Wer Schmuck von einer Beisetzungs-, Aufbahrungs- oder Totengedenkstätte entfernt, muss mit einer Freiheitsstrafe von bis zu drei Monaten rechnen. Beschädigt oder stiehlt man Teile eines Grabes oder einer Urne, liegt die Höchststrafe sogar bei sechs Monaten Haft.
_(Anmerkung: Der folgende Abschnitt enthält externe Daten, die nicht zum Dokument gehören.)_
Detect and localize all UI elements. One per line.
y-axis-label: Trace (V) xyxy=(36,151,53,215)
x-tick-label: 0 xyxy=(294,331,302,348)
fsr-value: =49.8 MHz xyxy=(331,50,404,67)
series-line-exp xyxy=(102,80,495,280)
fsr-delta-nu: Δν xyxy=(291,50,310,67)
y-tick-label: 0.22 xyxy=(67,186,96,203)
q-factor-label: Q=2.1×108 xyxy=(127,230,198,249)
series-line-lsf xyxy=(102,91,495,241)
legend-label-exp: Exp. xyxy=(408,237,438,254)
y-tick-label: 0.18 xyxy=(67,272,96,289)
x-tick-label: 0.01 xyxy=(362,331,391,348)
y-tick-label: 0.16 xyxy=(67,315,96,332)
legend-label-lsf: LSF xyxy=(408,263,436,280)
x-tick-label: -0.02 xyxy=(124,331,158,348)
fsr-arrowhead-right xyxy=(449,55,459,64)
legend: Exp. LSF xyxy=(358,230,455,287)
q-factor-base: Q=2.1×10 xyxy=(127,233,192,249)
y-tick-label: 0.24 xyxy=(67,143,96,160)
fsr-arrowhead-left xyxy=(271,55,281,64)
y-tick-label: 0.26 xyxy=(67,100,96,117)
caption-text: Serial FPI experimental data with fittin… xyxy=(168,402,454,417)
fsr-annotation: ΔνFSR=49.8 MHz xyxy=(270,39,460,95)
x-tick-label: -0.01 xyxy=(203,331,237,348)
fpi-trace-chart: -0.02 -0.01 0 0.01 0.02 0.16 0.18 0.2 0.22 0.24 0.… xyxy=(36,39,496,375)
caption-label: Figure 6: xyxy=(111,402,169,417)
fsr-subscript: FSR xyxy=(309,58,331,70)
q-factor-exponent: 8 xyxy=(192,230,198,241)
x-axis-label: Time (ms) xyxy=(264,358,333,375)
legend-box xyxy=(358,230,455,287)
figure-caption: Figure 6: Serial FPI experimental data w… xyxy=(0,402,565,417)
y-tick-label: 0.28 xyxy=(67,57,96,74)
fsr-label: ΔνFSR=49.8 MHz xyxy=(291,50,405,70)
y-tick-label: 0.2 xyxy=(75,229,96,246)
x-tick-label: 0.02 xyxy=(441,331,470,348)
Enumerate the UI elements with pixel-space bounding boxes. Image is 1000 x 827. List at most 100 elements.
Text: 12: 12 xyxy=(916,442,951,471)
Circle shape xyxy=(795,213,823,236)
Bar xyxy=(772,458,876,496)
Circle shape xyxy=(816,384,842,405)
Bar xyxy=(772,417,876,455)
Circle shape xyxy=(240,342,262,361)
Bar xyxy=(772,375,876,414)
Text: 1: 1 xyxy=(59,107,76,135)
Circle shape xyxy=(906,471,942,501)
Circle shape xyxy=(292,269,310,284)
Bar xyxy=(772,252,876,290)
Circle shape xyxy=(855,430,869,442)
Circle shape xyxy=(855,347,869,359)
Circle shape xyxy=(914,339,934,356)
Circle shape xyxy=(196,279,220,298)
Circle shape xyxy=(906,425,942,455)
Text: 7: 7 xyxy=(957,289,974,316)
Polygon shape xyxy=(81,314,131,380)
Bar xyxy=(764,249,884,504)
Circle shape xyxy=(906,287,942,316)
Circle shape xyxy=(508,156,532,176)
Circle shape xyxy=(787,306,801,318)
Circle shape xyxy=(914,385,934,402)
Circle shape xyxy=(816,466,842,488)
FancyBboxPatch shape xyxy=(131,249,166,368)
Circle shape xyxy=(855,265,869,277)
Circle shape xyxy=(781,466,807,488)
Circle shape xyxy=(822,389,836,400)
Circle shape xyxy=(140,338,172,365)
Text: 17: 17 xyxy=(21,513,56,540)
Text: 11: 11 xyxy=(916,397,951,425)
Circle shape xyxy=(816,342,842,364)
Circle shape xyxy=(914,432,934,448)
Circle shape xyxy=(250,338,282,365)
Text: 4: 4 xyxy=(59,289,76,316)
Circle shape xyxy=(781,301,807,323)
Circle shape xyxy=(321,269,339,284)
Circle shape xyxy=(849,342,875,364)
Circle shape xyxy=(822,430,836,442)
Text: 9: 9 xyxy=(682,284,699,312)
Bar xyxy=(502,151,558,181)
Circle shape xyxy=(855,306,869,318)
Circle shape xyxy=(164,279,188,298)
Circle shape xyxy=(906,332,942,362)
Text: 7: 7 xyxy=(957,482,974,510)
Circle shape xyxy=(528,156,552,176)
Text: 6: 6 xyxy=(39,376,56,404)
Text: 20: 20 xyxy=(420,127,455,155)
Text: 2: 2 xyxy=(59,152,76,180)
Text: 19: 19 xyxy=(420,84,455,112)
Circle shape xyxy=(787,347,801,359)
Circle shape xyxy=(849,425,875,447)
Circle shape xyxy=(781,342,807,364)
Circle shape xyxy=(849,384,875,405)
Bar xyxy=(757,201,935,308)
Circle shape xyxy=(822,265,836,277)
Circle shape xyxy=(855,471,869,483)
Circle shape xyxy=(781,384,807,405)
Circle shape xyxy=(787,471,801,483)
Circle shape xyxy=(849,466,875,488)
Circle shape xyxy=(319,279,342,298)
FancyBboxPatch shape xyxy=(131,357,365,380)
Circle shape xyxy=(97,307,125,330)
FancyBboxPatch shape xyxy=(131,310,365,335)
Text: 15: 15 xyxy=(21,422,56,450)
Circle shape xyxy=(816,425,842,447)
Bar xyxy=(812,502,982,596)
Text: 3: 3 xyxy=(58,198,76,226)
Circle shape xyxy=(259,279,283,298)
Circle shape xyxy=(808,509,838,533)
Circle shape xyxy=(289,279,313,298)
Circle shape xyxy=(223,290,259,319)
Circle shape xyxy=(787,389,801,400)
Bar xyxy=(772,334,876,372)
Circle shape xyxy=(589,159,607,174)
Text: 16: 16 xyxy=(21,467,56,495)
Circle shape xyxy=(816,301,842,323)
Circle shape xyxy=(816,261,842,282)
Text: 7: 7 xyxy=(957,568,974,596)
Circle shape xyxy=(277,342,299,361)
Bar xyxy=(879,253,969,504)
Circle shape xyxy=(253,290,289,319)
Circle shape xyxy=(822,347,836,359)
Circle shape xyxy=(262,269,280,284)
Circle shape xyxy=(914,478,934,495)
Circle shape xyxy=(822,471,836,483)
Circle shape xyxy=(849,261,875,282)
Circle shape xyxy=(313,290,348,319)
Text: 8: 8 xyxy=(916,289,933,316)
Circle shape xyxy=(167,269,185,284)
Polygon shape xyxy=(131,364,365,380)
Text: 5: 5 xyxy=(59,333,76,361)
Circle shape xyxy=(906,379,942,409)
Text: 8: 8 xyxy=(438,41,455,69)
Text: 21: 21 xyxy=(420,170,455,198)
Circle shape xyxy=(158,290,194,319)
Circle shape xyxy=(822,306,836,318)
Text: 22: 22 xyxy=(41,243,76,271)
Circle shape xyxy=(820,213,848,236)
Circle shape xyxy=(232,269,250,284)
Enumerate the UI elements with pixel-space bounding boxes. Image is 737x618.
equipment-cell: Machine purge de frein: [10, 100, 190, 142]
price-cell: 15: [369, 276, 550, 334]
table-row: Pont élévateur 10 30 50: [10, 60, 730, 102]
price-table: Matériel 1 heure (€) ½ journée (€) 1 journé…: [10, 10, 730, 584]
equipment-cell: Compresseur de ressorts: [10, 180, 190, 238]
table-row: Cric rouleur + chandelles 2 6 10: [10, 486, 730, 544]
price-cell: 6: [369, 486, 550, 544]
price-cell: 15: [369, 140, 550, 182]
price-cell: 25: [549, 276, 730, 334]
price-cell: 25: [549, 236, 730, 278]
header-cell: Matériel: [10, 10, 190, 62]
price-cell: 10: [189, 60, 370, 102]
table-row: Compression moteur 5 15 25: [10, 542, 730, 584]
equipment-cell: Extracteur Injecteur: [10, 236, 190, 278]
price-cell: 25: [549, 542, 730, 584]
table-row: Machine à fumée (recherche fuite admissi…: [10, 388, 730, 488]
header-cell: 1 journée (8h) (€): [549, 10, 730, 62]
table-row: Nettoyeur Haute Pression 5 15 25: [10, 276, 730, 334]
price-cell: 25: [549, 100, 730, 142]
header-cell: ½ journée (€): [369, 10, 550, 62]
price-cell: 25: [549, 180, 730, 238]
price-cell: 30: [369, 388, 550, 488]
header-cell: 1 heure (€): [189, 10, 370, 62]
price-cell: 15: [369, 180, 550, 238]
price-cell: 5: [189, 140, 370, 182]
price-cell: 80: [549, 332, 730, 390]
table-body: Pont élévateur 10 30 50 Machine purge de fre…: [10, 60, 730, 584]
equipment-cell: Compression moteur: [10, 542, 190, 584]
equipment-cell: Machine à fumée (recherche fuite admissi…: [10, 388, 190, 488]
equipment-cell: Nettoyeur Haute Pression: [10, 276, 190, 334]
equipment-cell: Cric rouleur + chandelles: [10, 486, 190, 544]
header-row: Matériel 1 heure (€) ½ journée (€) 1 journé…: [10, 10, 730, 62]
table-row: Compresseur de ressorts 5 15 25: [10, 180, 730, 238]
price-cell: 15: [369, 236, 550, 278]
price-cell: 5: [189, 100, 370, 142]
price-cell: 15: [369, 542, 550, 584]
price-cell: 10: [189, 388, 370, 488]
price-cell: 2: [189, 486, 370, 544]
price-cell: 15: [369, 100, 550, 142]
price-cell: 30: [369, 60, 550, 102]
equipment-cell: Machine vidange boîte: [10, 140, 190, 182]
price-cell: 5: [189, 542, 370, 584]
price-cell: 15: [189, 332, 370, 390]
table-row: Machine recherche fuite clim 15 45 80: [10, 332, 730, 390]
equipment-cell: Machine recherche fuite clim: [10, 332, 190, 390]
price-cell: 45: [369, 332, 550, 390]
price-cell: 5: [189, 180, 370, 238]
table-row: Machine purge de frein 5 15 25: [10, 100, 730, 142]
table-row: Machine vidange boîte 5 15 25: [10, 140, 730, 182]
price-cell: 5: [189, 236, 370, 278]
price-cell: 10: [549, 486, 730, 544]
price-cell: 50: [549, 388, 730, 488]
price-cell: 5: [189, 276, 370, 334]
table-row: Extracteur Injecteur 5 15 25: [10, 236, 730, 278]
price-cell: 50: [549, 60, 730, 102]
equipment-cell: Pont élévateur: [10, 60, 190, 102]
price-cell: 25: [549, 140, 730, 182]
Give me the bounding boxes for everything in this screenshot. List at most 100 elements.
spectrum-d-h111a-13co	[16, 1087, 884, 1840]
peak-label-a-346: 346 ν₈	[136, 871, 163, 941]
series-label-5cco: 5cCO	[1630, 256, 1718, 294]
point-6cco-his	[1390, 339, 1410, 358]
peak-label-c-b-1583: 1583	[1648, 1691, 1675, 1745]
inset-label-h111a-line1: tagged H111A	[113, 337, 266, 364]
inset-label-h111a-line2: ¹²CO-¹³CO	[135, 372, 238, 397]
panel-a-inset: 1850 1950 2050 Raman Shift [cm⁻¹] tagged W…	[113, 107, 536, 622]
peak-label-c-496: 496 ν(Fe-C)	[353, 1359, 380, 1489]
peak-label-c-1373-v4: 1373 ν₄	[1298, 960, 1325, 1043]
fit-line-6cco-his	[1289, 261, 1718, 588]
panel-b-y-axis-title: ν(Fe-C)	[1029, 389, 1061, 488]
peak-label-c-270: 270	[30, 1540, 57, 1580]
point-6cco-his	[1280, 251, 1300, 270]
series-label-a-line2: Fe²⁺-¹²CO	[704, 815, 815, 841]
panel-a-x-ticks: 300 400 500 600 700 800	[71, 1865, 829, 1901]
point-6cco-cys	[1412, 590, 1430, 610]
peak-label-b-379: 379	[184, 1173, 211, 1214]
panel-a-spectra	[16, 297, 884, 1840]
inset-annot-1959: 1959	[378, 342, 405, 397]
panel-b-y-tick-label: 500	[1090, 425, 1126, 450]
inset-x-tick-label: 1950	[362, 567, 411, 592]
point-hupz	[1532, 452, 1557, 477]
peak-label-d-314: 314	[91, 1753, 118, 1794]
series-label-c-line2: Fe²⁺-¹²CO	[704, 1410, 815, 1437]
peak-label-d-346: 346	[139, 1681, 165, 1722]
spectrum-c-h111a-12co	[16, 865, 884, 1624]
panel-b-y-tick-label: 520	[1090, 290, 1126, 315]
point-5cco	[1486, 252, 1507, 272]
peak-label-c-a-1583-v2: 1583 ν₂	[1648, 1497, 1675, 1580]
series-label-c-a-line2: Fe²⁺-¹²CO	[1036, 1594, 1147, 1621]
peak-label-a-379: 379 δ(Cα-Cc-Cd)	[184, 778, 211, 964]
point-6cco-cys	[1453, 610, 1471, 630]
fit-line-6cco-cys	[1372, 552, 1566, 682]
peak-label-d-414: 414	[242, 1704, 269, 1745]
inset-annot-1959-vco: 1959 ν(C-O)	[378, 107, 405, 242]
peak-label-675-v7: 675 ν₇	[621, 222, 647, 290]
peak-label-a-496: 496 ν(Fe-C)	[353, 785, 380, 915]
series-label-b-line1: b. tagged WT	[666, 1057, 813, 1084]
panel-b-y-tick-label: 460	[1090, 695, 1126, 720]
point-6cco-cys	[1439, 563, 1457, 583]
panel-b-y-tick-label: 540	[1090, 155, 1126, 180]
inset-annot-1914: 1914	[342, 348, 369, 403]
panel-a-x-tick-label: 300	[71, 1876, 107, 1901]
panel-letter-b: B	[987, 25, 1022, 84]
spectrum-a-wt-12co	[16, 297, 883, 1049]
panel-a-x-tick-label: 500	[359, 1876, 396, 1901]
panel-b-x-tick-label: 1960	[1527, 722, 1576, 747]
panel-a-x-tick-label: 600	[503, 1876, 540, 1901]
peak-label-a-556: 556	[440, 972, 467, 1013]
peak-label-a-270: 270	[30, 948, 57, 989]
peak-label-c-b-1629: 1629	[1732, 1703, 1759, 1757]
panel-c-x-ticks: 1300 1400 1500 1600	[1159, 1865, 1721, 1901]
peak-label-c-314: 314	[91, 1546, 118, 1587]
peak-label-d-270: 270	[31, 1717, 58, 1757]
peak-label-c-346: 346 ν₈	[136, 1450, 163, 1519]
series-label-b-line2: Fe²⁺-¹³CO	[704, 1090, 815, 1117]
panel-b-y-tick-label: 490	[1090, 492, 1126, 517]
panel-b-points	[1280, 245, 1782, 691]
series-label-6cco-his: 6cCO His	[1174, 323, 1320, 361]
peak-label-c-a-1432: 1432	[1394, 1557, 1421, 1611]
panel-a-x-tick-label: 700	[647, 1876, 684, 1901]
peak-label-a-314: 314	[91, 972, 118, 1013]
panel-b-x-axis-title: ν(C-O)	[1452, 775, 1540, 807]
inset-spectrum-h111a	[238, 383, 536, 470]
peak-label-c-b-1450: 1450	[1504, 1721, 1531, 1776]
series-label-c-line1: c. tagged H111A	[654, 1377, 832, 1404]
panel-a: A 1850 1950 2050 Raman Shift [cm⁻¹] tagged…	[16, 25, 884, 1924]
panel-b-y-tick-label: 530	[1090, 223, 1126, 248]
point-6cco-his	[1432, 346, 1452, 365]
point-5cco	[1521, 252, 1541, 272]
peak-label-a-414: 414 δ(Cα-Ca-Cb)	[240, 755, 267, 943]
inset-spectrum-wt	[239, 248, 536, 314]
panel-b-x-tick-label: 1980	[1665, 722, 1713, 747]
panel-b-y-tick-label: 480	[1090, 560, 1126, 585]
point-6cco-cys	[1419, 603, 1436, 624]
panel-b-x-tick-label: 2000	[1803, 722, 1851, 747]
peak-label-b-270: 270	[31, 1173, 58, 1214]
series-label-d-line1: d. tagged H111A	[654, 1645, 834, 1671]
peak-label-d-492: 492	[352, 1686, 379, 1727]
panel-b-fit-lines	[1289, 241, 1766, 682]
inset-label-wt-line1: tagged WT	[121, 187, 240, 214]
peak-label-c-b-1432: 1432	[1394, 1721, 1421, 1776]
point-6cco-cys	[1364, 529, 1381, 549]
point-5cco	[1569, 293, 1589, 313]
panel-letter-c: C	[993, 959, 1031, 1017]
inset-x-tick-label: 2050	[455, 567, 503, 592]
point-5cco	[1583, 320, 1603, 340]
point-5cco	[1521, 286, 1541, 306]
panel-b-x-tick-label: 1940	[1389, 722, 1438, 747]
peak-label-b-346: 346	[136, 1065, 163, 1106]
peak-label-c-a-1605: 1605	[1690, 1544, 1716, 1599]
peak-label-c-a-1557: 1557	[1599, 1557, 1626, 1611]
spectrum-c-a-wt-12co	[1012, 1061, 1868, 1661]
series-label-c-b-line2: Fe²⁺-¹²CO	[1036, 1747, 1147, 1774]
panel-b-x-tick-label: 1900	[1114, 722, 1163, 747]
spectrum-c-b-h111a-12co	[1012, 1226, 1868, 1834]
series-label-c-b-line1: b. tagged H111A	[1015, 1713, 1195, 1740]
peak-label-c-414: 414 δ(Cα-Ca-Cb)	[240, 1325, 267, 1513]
100 Millionen Euro per Testament gespendet
Laut einer Studie der niederösterreichischen Rechtsanwaltskammer war jeder vierte Österreicher schon einmal in Erbstreitigkeiten involviert. Vielleicht um den Angehörigen das zu ersparen, entschließen sich immer mehr Menschen dazu, mit ihrem Vermächtnis Gutes zu tun und so der Nachwelt in Erinnerung zu bleiben. „Rund 2.000 Österreicher jährlich entscheiden sich dazu, neben Verwandten und Freunden auch gemeinnützige Einrichtungen testamentarisch zu bedenken“, sagt Markus Aichelburg, Leiter von „Vergissmeinnicht“. Die Initiative will gemeinsam mit der Notariatskammer dem großen Informationsdefizit in Sachen Erben entgegenwirken. Nur 30 Prozent der über 40-Jährigen haben hierzulande ein Testament.
Vor allem kinderlose Personen entschließen sich immer öfter, ihr Erbe zu spenden. Starke Argumente sind der persönliche Bezug zu einer bestimmten gemeinnützigen Organisation und der Wunsch, dass das Vermögen nach dem Ableben nicht an den Staat gehen soll. Das passiert dann, wenn kein Testament vorliegt und es keine gesetzlichen Erben gibt. Im Jahr 2019 flossen dadurch 13 Millionen Euro in die Staatskasse.
Tendenziell werden moderate Vermögen zwischen 50.000 und 100.000 Euro vererbt. Laut Market-Studie können sich 16 Prozent der Bevölkerung über 40 eine Testamentsspende persönlich vorstellen. 25 Prozent wären dazu bereit, gemeinnützige Organisationen als Ersatzerben einzusetzen.